Fuente: Artillería inmanente

El remite de uno de los textos más antiguos de la tradición eclesiástica, la epístola de Clemente a los corintios, empieza con estas palabras: “La Iglesia de Dios en estancia en Roma a la Iglesia de Dios en estancia en Corinto.” La palabra griega paroikousa, que he traducido como “en estancia”, designa la estancia del exiliado, del colono o del extranjero, en oposición a la habitación fija del ciudadano, que en griego se dice katoikein. Quisiera retomar esta fórmula para dirigirme aquí y ahora a la Iglesia de Dios, en estancia o en exilio en París. ¿Por qué elegir esta fórmula?
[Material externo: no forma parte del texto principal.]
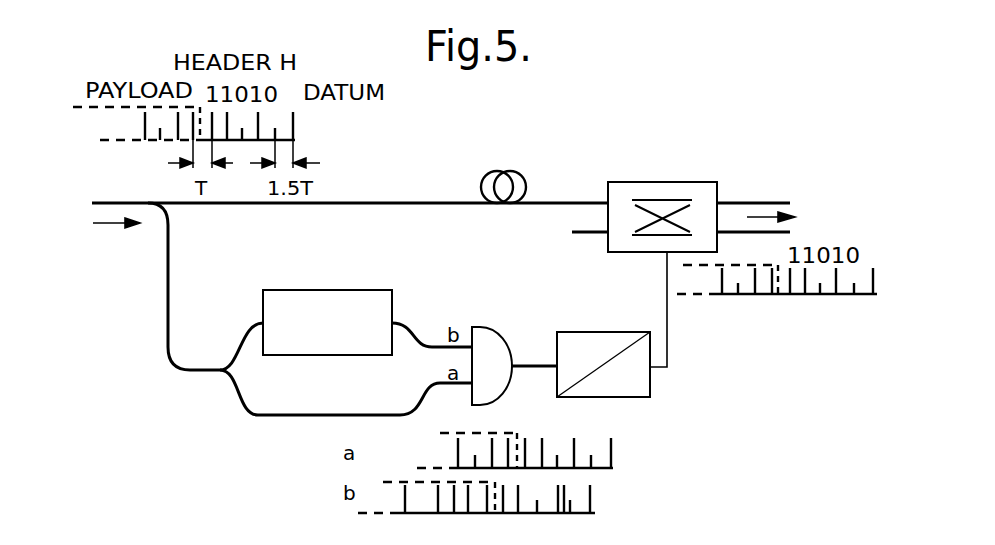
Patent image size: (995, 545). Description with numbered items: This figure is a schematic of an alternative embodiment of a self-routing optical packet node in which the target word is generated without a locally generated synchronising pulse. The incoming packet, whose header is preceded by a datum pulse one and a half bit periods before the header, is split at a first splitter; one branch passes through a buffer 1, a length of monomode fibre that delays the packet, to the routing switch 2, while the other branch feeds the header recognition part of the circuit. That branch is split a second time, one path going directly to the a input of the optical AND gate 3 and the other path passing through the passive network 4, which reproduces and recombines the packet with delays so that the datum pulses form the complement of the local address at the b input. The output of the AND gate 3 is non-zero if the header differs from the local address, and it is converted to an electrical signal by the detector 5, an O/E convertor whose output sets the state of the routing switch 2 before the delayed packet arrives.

The buffer 1 is at (519, 173).
The routing switch 2 is at (705, 186).
The AND gate 3 is at (493, 353).
The passive network 4 is at (330, 298).
The detector 5 is at (642, 388).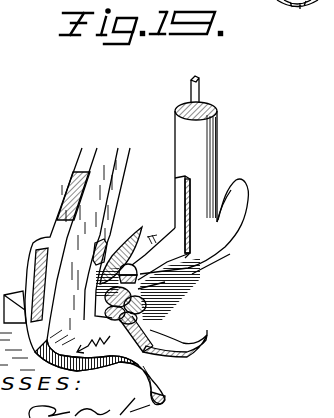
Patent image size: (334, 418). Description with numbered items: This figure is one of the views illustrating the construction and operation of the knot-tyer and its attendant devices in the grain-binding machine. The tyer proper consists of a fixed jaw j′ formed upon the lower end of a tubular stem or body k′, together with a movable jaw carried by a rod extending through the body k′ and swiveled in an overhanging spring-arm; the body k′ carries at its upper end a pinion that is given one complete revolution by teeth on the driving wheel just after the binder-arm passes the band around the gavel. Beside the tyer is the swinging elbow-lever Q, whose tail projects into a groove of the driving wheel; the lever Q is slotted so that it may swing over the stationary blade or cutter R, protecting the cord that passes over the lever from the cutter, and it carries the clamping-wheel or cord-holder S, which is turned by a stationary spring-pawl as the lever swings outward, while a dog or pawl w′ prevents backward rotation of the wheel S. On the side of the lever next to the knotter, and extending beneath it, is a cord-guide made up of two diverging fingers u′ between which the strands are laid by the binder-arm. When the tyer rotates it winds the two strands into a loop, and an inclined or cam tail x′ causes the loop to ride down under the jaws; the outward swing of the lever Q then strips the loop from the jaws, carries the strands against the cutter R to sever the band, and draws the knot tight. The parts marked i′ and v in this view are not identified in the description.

Porque el tema de mi conferencia es el mesías, y paroikein, vivir en estancia, es la definición misma de la habitación del cristiano en el mundo y de su experiencia del tiempo mesiánico.

Se trata de un término técnico, o casi técnico, ya que la primera epístola de Pedro (17) denomina al tiempo de la Iglesia ho chronos tes paroikias, el tiempo de la parroquia, podríamos traducir, si recordamos que parroquia sigue significando aquí “estancia como extranjero”.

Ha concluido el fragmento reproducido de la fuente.